Gli eurodeputati Dario Tamburrano e Rosa D’Amato (M5S) hanno presentato un emendamento per escludere il tunnel di base e le opere per la Torino-Lione dall’elenco delle infrastrutture ferroviarie transfrontaliere che fanno parte del Corridoio Mediterraneo.

L’emendamento è stato accorpato a un altro identico, presentato dalla Sinistra Unitaria e sottoscritto dalle italiane Barbara Spinelli ed Elonora Forenza.

Ma l’esito del voto è stato negativo: soltanto 124 i voti favorevoli.

Lo hanno sostenuto tutti gli eurodeputati M5S, i Verdi, la Sinistra Unitaria, l’ex grillino David Borrelli (ora nei non iscritti) e l’italiana Elly Schlein (Possibile, ex Pd).

Ben più lungo l’elenco dei contrari, che hanno respinto il blitz con 487 voti (9 gli astenuti). Tra questi, tutti gli eurodeputati leghisti, la delegazione di Forza Italia e quella del Pd. «Prima di proporre quale opera finanziare – spiegano i Cinque Stelle D’Amato, Tamburrano e Tiziana Beghin – l’Europa dovrebbe aspettare i risultati dell’analisi costi-benefici, così come sta facendo il governo italiano». I grillini insistono: «Qualsiasi iniziativa presa prima è sterile perché a decidere sarà Roma. Per noi le autostrade del futuro da finanziare sono quelle digitali».

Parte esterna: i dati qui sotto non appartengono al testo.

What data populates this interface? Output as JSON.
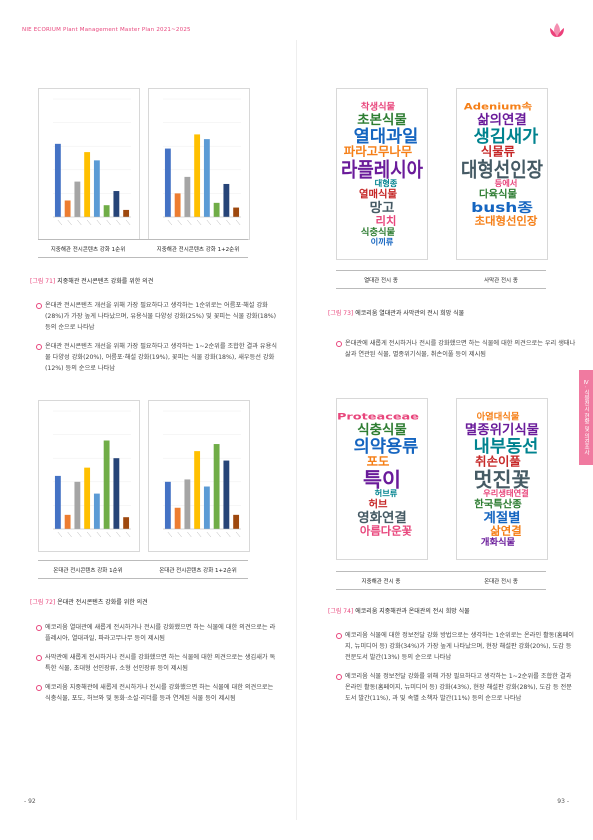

La Tav resta quindi nella lista delle opere Ten-T che fanno parte della «Connecting Europe Facility» (Cef), lo strumento finanziario dell’Ue che permette di sostenere gli investimenti nelle infrastrutture transfrontaliere in ambito ferroviario, energetico e digitale. Nell’attuale bilancio pluriennale dell’Unione (2014-2020), il tasso di co-finanziamento arriva a coprire il 40% dei costi. La Commissione ha proposto di alzarlo fino al 50% nel prossimo bilancio (2021-2027) e il 3 dicembre è arrivato il via libera da parte dei ministri dei Trasporti (l’Europarlamento ha chiesto di destinare 33,5 miliardi all’intera rete Ten-T). Alla riunione c’era anche Danilo Toninelli, che ha dato parere favorevole. Ma il blitz dei suoi compagni di partito, se fosse andato a buon fine, avrebbe di fatto escluso la Tav dai finanziamenti Ue.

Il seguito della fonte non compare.